Nesse caso, em votação unânime da 1ª Turma, foi feita distinção para efeitos tributários entre a venda do software de prateleira, com incidência de ICMS e aquele baixado na web, com incidência de ISS. Este justificado pelo fato de não possuir “corpus mechanicum”; segundo as palavras do próprio ministro. Em maio passado, após dez anos do início da ação, o Supremo decidiu que o Estado do Mato Grosso pode cobrar ICMS sobre softwares, tanto os de prateleira como aqueles baixados. Mas a decisão não foi fundamentada na questão cobrança pela materialidade, mas sim por outros quesitos.
Desde Carnelutti, com sua clássica definição de documento como: “Uma coisa representativa que seja capaz de representar um fato”, até os juristas atuais, sempre se definiu o documento como prova material, obviamente, porque nesses casos eram sempre impressos em papel.

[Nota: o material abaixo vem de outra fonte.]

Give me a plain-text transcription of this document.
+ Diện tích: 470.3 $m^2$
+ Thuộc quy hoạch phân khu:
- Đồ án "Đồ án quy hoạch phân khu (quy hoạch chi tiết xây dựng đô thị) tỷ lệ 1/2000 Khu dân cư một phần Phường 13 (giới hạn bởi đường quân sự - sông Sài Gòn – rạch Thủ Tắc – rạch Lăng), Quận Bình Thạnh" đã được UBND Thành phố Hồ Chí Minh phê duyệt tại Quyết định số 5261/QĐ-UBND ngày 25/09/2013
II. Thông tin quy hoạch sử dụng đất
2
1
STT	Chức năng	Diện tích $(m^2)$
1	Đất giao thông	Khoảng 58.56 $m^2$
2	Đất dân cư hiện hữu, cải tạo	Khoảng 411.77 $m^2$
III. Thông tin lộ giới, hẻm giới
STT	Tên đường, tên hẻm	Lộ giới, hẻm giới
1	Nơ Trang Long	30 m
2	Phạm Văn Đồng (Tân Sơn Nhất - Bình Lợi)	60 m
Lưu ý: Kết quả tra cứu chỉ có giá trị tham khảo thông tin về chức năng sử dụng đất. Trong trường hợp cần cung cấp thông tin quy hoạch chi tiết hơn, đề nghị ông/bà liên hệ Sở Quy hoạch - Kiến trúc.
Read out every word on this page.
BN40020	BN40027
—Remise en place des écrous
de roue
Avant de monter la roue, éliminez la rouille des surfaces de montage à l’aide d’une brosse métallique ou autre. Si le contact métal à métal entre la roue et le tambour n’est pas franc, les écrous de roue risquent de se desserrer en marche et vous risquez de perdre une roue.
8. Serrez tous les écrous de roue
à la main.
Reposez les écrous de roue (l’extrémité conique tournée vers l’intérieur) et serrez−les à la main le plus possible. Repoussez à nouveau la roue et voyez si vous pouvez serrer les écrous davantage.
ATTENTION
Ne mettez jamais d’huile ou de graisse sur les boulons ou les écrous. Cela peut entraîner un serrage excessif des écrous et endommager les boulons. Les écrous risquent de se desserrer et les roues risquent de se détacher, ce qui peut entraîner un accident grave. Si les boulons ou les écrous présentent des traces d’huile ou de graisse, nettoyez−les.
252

Eis que temos agora os bits e a fantástica revolução causada pelos zeros e uns da linguagem binária. Para descrever essa nova era, o homem a cada dia inventa novas expressões. Ao fim dos anos 80 o cientista norte americano Jaron Lanier, ao desenvolver e desvendar a simulação em ambientes virtuais, fascinado e estupefato declarou: “É a realidade virtual!”. Um enorme oximoro, portanto, pois desde quando se tinha notícia, realidade e virtualidade eram absolutamente contrapostos. Mas a força desta expressão pegou, assim como tantas outras que permeiam nossas vidas digitais. Vide “tempo real”, que criou mais uma denominação temporal, até então marcada somente pelo passado, presente e futuro.
E assim, ao que parece é que se foi criando a ideia de que o ambiente digital é literalmente virtual em seu sentido clássico, onde está em oposição ao real, portanto, etéreo. Algo suscetível de realizar-se, que existe apenas como potencialidade, sendo uma abstração do que existe fisicamente.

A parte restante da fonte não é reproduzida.